Pedrinha dorme em cima de uma banca de jornais, para os pecados não conseguirem alcançá-lo, e para não ser apedrejado enquanto dorme. Procura evitar sentir em que parte do corpo passeiam as baratas para conseguir dormir. Um dia, depois de fumar crack, vai da Candelária à Central, onde “tem alemão”, e precisa sair correndo para não apanhar. Em nenhum momento esboça qualquer revolta. Mesmo com a chacina, não há qualquer revolta contra os policiais. A única coisa contra a qual se revolta são os ratos, que não deixam ninguém dormir, nem os moradores de rua, nem os policiais. E é por causa dos ratos que os policiais às vezes saem à caça dos meninos de rua: os culpados pela chacina são os ratos.

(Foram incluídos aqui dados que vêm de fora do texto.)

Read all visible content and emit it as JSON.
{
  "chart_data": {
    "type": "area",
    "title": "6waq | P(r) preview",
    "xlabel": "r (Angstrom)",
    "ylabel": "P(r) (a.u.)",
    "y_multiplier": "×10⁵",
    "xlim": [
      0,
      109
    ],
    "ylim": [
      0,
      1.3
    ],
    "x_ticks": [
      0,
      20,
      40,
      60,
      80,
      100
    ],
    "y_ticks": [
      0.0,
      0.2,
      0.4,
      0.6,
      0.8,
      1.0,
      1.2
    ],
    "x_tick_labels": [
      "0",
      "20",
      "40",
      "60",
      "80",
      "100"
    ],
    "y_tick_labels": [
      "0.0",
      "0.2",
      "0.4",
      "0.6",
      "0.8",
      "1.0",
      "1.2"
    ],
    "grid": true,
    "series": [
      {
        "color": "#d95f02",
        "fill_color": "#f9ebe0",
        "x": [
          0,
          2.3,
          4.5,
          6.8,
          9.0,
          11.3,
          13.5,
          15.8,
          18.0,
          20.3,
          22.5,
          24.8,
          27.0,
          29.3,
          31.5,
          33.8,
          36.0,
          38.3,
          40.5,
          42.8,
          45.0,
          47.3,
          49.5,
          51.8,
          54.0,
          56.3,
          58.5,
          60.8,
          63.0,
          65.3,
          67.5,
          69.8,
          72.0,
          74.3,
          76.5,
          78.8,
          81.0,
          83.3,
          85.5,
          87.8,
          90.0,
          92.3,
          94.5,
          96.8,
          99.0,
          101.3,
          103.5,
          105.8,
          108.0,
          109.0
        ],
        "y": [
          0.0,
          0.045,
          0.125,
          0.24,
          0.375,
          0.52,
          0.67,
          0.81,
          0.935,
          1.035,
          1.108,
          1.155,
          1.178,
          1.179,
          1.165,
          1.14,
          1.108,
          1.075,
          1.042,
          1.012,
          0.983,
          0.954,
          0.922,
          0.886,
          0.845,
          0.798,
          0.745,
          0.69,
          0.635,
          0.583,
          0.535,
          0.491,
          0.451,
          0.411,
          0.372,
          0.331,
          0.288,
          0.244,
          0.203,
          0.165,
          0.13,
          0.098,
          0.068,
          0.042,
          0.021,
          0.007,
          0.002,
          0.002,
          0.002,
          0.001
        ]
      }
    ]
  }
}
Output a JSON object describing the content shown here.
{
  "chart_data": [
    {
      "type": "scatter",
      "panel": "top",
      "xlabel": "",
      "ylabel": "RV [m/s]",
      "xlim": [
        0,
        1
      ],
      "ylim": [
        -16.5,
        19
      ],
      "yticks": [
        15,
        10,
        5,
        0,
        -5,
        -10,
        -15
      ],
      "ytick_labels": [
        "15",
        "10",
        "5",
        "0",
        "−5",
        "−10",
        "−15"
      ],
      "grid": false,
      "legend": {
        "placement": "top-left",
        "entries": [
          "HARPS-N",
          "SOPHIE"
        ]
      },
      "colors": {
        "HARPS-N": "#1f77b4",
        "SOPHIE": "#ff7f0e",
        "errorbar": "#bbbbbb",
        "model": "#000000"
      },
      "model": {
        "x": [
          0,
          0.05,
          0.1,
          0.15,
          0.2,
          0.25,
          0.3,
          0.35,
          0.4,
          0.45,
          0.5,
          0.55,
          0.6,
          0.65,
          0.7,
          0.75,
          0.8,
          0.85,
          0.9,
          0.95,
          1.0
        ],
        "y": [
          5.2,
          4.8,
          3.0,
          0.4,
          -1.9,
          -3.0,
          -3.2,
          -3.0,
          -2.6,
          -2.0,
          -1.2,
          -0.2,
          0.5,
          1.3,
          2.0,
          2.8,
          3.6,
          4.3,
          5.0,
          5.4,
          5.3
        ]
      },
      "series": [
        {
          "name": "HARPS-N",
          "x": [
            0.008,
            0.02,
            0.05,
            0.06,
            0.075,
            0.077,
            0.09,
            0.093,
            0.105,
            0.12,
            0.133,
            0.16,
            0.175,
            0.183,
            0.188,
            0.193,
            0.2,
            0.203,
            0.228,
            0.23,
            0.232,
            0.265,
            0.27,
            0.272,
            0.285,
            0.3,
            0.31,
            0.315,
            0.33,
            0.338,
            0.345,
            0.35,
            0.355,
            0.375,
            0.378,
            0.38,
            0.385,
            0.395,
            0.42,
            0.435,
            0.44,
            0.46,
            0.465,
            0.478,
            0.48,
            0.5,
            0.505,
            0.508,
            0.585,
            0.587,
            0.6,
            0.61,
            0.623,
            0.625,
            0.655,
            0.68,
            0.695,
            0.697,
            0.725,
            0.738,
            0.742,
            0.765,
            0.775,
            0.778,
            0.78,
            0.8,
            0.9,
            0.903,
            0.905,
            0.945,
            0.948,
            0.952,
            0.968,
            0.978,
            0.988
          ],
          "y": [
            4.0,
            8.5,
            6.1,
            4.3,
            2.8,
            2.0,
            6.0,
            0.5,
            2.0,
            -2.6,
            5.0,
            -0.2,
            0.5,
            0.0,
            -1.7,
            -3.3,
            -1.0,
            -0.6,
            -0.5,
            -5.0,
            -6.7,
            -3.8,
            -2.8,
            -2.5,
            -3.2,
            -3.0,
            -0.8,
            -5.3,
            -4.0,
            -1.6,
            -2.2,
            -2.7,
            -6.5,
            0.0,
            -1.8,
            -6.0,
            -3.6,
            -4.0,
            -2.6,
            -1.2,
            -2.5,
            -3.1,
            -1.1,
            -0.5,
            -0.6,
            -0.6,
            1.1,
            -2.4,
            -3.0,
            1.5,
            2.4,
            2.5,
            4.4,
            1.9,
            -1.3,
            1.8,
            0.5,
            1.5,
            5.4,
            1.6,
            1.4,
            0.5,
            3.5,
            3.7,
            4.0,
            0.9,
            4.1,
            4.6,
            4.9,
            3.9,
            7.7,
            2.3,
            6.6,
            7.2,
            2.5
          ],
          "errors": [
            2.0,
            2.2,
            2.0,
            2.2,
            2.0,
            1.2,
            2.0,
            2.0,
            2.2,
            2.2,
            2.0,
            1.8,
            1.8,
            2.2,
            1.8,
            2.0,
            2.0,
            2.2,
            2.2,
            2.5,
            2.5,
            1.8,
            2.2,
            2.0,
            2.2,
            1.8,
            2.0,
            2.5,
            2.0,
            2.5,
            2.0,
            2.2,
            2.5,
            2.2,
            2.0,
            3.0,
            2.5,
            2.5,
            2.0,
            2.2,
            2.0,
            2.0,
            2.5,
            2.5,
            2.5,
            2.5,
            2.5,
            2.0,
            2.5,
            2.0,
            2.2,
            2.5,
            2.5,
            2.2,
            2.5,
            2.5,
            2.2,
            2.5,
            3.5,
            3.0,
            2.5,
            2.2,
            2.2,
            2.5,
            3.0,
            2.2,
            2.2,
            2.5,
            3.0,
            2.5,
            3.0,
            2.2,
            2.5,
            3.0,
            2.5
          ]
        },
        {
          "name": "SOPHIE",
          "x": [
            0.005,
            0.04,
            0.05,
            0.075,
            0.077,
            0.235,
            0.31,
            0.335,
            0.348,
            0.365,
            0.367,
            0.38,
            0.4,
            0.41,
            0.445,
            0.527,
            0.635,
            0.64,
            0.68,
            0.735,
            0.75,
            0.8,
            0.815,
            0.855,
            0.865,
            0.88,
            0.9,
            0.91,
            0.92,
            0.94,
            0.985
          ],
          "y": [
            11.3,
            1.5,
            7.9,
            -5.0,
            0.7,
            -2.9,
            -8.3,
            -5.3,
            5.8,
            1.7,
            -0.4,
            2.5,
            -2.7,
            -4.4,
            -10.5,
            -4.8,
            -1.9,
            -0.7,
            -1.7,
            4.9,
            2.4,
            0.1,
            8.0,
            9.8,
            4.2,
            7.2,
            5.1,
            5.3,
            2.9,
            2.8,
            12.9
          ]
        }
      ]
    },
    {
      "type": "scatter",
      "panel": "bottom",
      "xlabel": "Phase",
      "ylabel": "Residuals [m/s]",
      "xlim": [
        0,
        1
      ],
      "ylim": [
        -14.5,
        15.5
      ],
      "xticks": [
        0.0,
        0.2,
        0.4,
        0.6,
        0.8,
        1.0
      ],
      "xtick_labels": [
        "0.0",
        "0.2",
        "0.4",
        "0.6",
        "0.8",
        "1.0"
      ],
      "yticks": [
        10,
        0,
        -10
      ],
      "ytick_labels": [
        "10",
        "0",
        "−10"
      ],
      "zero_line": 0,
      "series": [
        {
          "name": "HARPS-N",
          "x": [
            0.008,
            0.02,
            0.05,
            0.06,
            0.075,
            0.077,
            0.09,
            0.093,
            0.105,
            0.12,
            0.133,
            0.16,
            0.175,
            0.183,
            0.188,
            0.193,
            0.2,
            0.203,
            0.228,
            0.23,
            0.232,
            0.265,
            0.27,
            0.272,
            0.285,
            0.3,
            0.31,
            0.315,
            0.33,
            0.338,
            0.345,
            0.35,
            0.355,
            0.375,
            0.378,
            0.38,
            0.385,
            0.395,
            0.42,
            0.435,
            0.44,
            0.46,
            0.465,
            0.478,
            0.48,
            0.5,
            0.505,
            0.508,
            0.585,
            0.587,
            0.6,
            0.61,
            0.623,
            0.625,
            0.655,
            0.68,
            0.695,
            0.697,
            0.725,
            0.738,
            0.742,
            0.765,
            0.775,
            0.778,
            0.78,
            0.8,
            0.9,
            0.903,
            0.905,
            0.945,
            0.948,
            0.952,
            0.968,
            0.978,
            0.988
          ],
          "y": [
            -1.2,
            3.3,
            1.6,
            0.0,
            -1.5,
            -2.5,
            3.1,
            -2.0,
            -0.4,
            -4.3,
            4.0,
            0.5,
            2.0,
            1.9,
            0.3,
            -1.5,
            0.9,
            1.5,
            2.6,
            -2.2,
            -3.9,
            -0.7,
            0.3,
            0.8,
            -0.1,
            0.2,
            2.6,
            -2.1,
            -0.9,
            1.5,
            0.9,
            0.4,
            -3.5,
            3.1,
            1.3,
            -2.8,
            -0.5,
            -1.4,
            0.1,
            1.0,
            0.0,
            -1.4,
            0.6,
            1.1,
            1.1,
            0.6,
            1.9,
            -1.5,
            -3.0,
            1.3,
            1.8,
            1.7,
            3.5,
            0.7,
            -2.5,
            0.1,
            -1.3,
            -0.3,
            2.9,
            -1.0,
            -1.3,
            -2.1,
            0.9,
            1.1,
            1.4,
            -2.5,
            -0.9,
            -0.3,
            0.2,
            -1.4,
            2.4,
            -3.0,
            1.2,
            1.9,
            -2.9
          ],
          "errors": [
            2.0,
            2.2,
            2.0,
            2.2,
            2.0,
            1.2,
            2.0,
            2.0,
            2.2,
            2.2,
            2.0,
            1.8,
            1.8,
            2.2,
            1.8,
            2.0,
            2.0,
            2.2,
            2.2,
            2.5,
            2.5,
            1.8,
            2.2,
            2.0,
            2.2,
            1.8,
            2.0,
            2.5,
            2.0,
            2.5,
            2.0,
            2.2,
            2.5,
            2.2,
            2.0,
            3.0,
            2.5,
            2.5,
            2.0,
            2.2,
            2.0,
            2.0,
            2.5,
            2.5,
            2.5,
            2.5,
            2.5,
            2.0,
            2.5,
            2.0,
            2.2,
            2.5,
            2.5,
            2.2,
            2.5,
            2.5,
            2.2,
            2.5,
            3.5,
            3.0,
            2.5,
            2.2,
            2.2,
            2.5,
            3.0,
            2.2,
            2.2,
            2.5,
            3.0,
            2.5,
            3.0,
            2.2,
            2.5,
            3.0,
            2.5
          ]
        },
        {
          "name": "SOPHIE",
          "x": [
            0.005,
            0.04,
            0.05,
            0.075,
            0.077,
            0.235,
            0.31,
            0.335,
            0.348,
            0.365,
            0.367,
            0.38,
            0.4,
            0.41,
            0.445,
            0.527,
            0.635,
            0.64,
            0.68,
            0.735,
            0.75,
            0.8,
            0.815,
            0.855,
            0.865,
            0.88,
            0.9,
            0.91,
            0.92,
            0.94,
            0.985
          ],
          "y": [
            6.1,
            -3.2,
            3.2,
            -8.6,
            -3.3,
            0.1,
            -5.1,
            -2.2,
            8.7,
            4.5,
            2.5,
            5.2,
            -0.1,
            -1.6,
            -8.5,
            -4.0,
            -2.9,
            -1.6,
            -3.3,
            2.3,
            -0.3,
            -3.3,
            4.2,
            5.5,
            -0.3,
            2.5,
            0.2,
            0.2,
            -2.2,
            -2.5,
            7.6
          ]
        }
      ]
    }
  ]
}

Levando em consideração que quem escreveu a peça tem grande experiência com tais crianças, e não deve, portanto, se tratar de uma mera abstração do autor de como seria uma criança de rua, fica a pergunta, ou melhor, o tapa na cara: o que estamos fazendo com as nossas crianças? Diminuição da idade penal? Sem dúvida a criança que mata por causa de um tênis já perdeu sua inocência de criança, já não acha que o problema da cidade são os ratos que não deixam ninguém dormir, já não acha que é normal comer quando tem comida, passar fome quando não tem; mas por que nós deixamos chegar a esse estágio? Serão essas crianças más por natureza? Se assim for, nada mais nos resta que matá-las em série. Mas a chacina da Candelária chocou a todos, e é a prova que de que nós temos compaixão por essas crianças, nos preocupamos – na medida do possível – com elas. Será? No Rio de Janeiro são assassinados 450 crianças de rua todos os anos, são mais de quatro chacinas da Candelária por mês. Mesmo as 64 crianças sobreviventes da Candelária, quem se ocupou delas? Pelo menos 40 dessas crianças também foram assassinadas. Enquanto isso, nós, nas nossas confortáveis poltronas, de frente para nossa tevê 33 polegadas, falamos, na melhor das hipóteses, “que absurdo!”, quando não comemorando que esses bandidos tenham sido mortos. Vale lembrar a frase do secretário de segurança do estado do Rio, Anthony Garotinho, sobre a rebelião em Benfica: 30 presos foram assassinados e, INFELIZMENTE, um agente penitenciário também (não sei exatamente a frase, mas sei que o infelizmente veio antes do agente penitenciário somente). Não, senhor Garotinho, infelizmente foram assassinadas 31 pessoas, das quais 30 se encontravam em regime de reclusão. Alguém pode argumentar que trata-se de um caso diferente, os presos de Benfica já eram marmanjos, não tinham mais conserto. Sem entrar na questão se os presos têm conserto ou não, apenas lembro: um dia esses marmanjos também foram crianças que acreditavam que os ratos eram os culpados de tudo. Um dia eles perderam a inocência, quem estava ao lado deles?
PS: Teatro do absurdo: 147 de 190 presos fogem pela porta da frente de uma delegacia de São Paulo. A capacidade da cadeia era de 30 pessoas.